Person familiar with case says lack of written contract led to Blatter, Platini suspensions

By Rob Harris, The Associated Press

ZURICH – The lack of a written contract and a delay collecting payment led to the 90-day suspensions for Sepp Blatter and Michel Platini, a person familiar with the FIFA ethics case told The Associated Press on Monday.

Blatter and Platini were handed 90-day bans last week after failing to provide written evidence to justify a payment of 2 million Swiss francs (about $2 million) that Platini received from FIFA in 2011 — nine years after the job was completed, according to the person. The person spoke on condition of anonymity because he wasn’t authorized to speak publicly about the case.

Both Blatter, the FIFA president, and Platini, his counterpart at UEFA, face longer bans if the FIFA ethics committee proves its case to ethics judge Hans-Joachim Eckert. The full verdicts are expected before the 90-day suspensions end.

Both deny wrongdoing and are appealing against their suspensions.

The ethics case was triggered by Blatter and Platini becoming embroiled in a criminal investigation in Switzerland over the same payment. Blatter was questioned as a suspect and Platini is being investigated by the Swiss attorney general as something between a witness and a suspect.

The payment relates to the time when Platini worked for Blatter as an adviser from 1998 until 2002, when the former France captain joined the FIFA executive committee.

Contractually, Platini was to be paid 300,000 Swiss francs per year for his job. He claims an additional 500,000 Swiss francs per year was to be deferred. The Frenchman received 1.05 million Swiss francs for 3 1/2 years of work, the person said, reiterating details first published by The Guardian newspaper on Monday.

According to the person, there was only a verbal agreement on the additional 500,000 Swiss francs per year — the amount eventually paid in 2011. Under Swiss law, Platini should have called in the debt within five years.

Platini, who was also a FIFA vice-president under Blatter until he was suspended on Thursday, said two weeks ago that he was not paid “the totality of my salary because of FIFA’s financial situation at that time.”

A statement from the ethics committee’s adjudicatory chamber, which is headed by Eckert, said Monday that it interviewed Platini for more than five hours on Oct. 1. Eckert “did not see a need for a second hearing” before imposing the provisional suspension, the statement added.
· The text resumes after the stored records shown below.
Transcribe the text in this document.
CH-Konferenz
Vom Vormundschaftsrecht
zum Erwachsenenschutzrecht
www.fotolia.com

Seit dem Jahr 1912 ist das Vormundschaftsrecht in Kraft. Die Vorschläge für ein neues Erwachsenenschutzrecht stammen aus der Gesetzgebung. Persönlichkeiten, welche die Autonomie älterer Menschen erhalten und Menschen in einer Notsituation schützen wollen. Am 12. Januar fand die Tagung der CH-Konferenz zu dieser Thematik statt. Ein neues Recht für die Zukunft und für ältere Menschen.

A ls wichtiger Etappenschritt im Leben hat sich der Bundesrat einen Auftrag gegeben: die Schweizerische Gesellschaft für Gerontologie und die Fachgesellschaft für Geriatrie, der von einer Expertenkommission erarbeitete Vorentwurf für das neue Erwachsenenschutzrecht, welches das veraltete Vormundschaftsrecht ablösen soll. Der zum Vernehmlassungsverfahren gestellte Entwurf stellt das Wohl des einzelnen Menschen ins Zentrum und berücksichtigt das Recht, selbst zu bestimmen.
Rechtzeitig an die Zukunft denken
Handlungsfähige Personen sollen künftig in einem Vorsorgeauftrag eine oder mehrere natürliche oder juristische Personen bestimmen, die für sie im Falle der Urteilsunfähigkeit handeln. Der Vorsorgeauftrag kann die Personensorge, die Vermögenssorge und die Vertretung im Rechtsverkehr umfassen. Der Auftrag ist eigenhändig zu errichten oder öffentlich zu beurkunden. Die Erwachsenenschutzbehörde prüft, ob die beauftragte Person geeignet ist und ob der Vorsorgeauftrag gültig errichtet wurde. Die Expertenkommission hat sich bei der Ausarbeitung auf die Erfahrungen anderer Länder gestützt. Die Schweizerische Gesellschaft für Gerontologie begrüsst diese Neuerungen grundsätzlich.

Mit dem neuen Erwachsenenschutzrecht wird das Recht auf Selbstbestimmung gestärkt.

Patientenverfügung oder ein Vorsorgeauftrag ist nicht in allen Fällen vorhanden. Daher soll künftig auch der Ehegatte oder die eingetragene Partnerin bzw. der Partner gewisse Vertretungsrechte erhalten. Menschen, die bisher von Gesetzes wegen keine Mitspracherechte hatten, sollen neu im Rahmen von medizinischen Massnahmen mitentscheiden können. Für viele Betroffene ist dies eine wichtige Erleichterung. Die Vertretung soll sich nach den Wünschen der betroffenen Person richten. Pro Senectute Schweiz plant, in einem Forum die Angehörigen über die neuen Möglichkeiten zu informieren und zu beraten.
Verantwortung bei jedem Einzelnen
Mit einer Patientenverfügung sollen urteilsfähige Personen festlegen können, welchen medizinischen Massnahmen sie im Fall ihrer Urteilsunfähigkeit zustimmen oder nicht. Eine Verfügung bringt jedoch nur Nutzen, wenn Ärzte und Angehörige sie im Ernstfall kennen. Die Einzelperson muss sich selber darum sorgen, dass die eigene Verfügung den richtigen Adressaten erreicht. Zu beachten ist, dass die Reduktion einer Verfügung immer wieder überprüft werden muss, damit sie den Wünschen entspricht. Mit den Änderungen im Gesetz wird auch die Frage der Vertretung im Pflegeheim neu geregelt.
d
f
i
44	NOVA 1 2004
UEFA has rebuffed requests by the AP to ask Platini to provide a contract that shows FIFA owed him 2 million Swiss francs. Some soccer nations have also publicly questioned Platini’s limited public explanation.

UEFA said last week that Platini feels “he has given satisfactory explanations to the authorities that are dealing with this case.”

The provisional ban looks set to derail Platini’s hopes of standing in the FIFA presidential election, which is scheduled for Feb. 26. But the FIFA executive committee could decide to postpone the ballot when it meets on Oct. 20.

In a separate case, FIFA suspended Thai soccer association president Worawi Makudi for 90 days. Details of the case were not provided Monday but Worawi has been under investigation for his conduct during the 2018 and 2022 World Cup bidding contests.